Wild Animals in Circuses

The use of wild animals in travelling circuses is BANNED in Wales - with the ban coming into force from 1 December 2020, under the Wild Animals and Circuses (Wales) Act. This followed years of campaigning by the RSPCA.

A YouGov poll for RSPCA Cymru had found that 74 percent of the public in Wales supported a ban on wild animals performing in circuses in Wales*- while approximately 9,000 supporters penned an RSPCA petition presented to the Senedd's Petitions Committee in 2015.

Wales joined an estimated 45 countries, nations or states worldwide to ban or restrict the use of either all, or some wild animals in circuses.

Based on scientific evidence which clearly demonstrates that life within a travelling circus is likely to have harmful effects on an animal's welfare, the RSPCA had called for years for this practice to be banned.
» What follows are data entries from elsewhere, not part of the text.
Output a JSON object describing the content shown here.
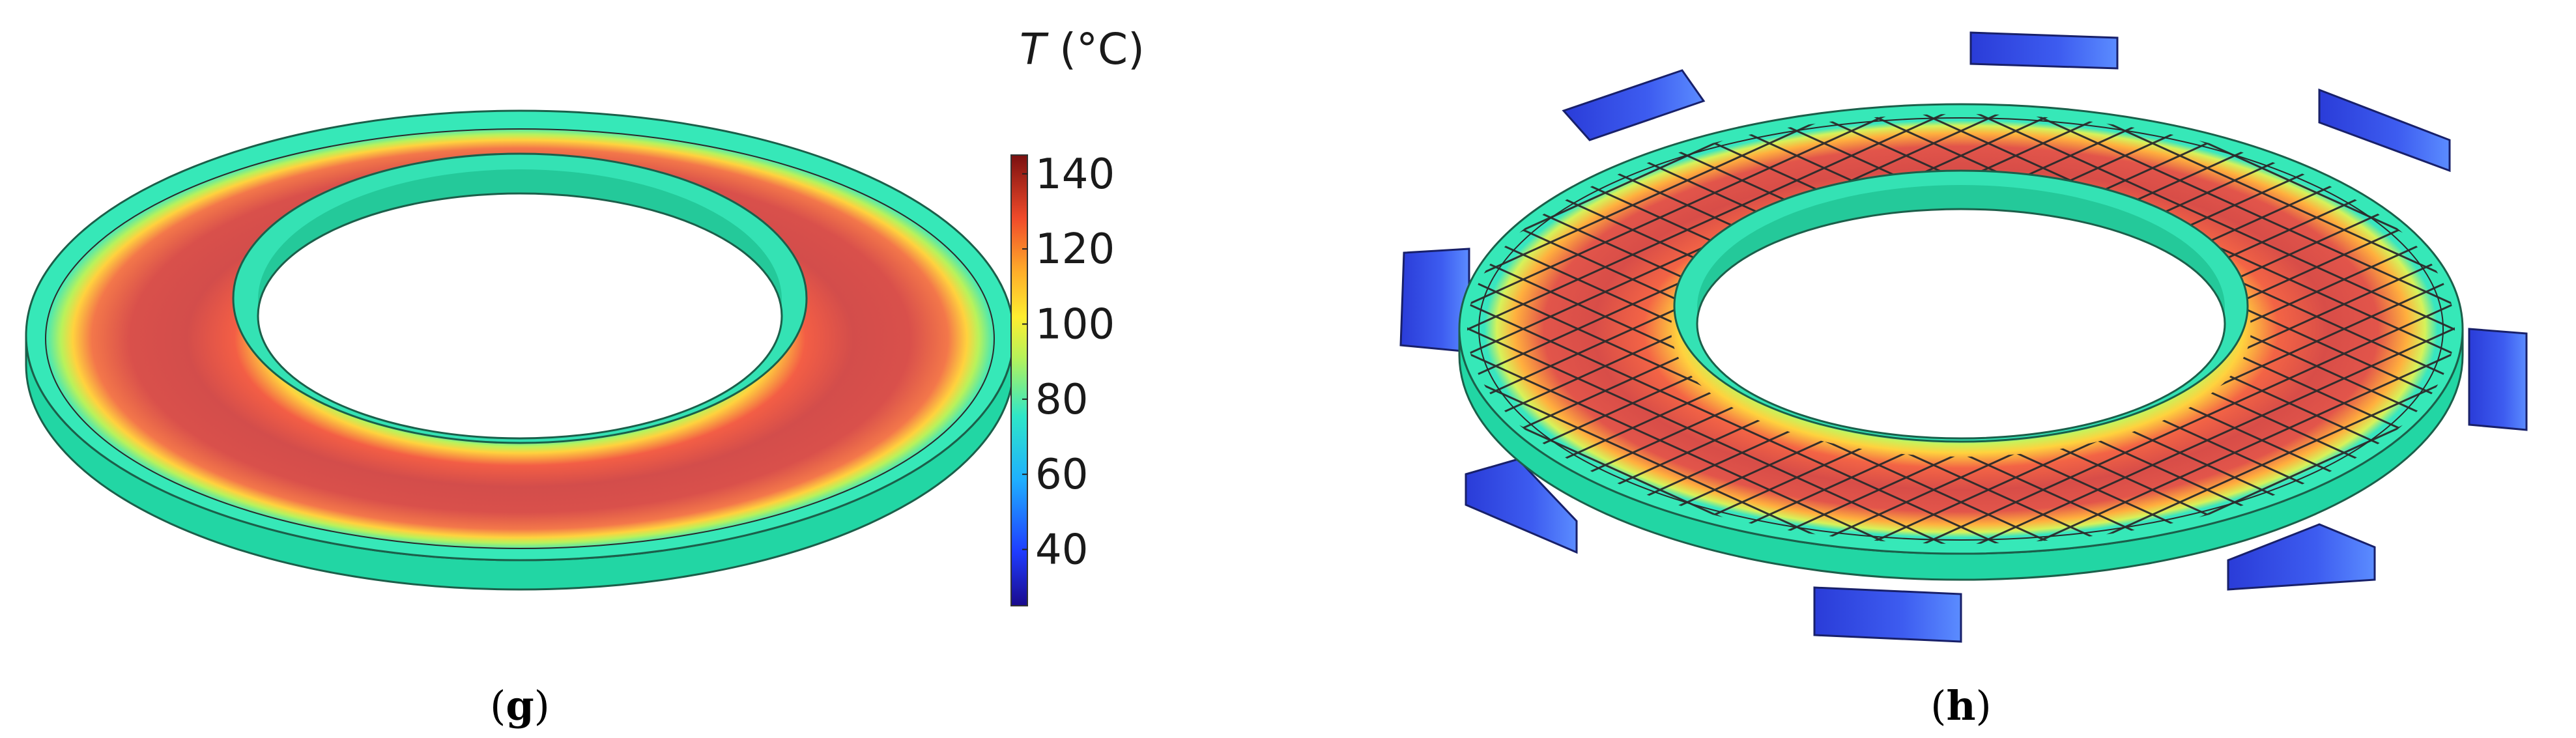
{
  "colorbar": {
    "title_var": "T",
    "title_unit": " (°C)",
    "ticks": [
      "140",
      "120",
      "100",
      "80",
      "60",
      "40"
    ],
    "tick_values": [
      140,
      120,
      100,
      80,
      60,
      40
    ],
    "range": [
      25,
      145
    ]
  },
  "panels": [
    {
      "label_open": "(",
      "label_letter": "g",
      "label_close": ")"
    },
    {
      "label_open": "(",
      "label_letter": "h",
      "label_close": ")"
    }
  ],
  "colors": {
    "hot": "#d64545",
    "mid": "#ffc247",
    "rim": "#2fe6b0",
    "cold": "#3340d8"
  }
}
Regular transport, cramped housing, forced training and loud noises were sadly an unavoidable reality for wild animals based within a circus setting.

The RSPCA did believe - due to the impact on animal welfare and the suffering caused to wild animals being used in circuses - that a ban can be brought in under Section 12 of the Animal Welfare Act 2006, saving parliamentary time. However, the Welsh Government subsequently introduced the Wild Animals and Circuses (Wales) Bill on ethical grounds.

After years of tireless campaigning, RSPCA Cymru warmly welcomed the Wild Animals and Circuses (Wales) Act 2020 coming into effect. However, we remain concerned that the legislation allows travelling circuses to still take wild animals on tour with them - just not use them for performance or training; meaning the welfare of captive wild animals may still be seriously compromised.
Indeed, the Climate Change, Environment and Rural Affairs Committee considered how, in the absence of a more complete ban than presently written into the Bill, the legislation may fail to meet the public's expectations. RSPCA Cymru support the legislation being kept under review - to ensure these loopholes are not unduly compromising welfare.